Most AHA therapies are considered to be either weight-loss neutral (e.g. biguanides, dipeptidyl peptidase-4 inhibitors, α-glucosidase inhibitors, bile acid sequestrants, bromocriptine) or to potentially increase body weight (e.g. sulfonylureas, insulin, glinides, pioglitazone) [1]. Thus, prior to the introduction of SGLT2 inhibitors, glucagon-like peptide-1 receptor agonists were the only class consistently associated with body-weight reduction in patients with type 2 diabetes [1]; however, patient-to-patient variability in weight loss has been observed [1, 13]. In this pooled analysis, we demonstrate that canagliflozin treatment provided dose-dependent reductions in body weight in patients with type 2 diabetes. Of note, patients in the highest weight-loss quartile had weight loss of ~7.4–8.0%, demonstrating some variability in canagliflozin-associated weight loss. In addition, consistent HbA1c reductions were observed, whereas SBP changes were more variable.

HbA1c and SBP reductions have previously been associated with weight loss in patients with type 2 diabetes [14]. In this analysis, greater HbA1c and SBP reductions with canagliflozin were seen in patients with greater body-weight reductions over 26 weeks and occurred through both weight-loss-associated and weight-loss-independent mechanisms. Most of the HbA1c-lowering effect of canagliflozin (~85%) was independent of weight loss, and is likely attributable to increased UGE. Weight loss contributed ~40% to the overall reduction in SBP seen with canagliflozin. The estimated effects of weight loss on HbA1c and SBP in this analysis are slightly lower than corresponding estimates obtained following intensive diet/exercise modification for 1 year in the Look AHEAD study (estimated mean reductions of 0.074% [0.8 mmol/mol] in HbA1c and 0.79 mmHg in SBP per each 1% reduction in body weight [7]). Differences in estimated effects of weight loss on HbA1c and SBP may be attributable to different study durations; a comparable analysis was not performed for canagliflozin at 52 weeks because the placebo groups in most of the canagliflozin studies were switched to an active comparator for the 26 week extension. In addition, these differences may also be related to potential study effects to reduce HbA1c and SBP independent of weight loss in the Look AHEAD study.

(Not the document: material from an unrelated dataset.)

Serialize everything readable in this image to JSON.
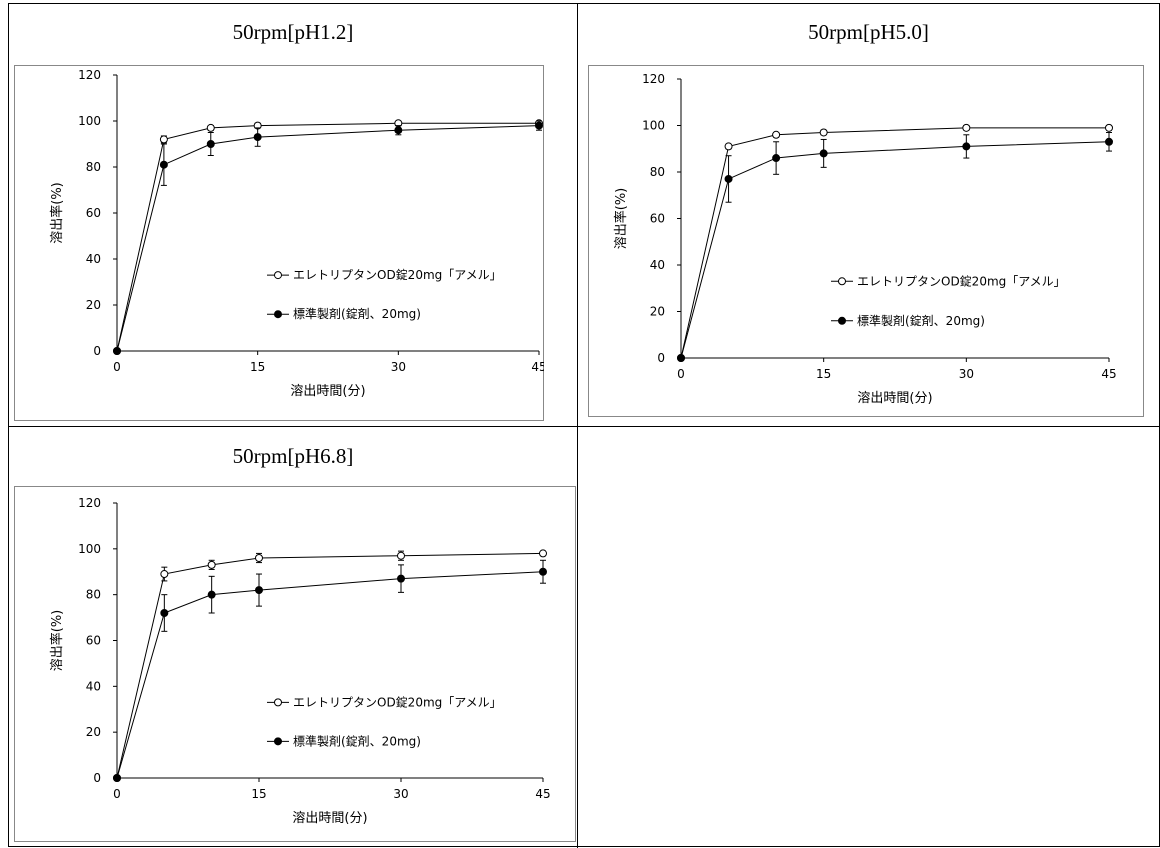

The exact mechanism of weight-loss-independent BP reduction is not completely understood, but may partially be related to the mild osmotic diuresis or alterations in sodium reabsorption. If osmotic diuresis was considered as a major mechanism, it might be expected that the BP-lowering effect would be less in patients with renal impairment. Interestingly, we have observed that in patients with stage 3 chronic kidney disease, canagliflozin was associated with less weight loss and HbA1c lowering, but similar SBP lowering. However, the contribution of weight loss to HbA1c and SBP reductions was similar to the present analysis (unpublished data).

In summary, we have provided novel observations regarding the clinical effect of SGLT2 inhibition. As previously reported, canagliflozin treatment was associated with reductions in body weight, HbA1c and SBP. However, in this report, we provide data that show reductions in HbA1c and SBP with canagliflozin occurred by both weight-loss-independent and weight-loss-associated mechanisms, with a greater proportion of the reduction in HbA1c, relative to SBP, determined to be independent of weight loss.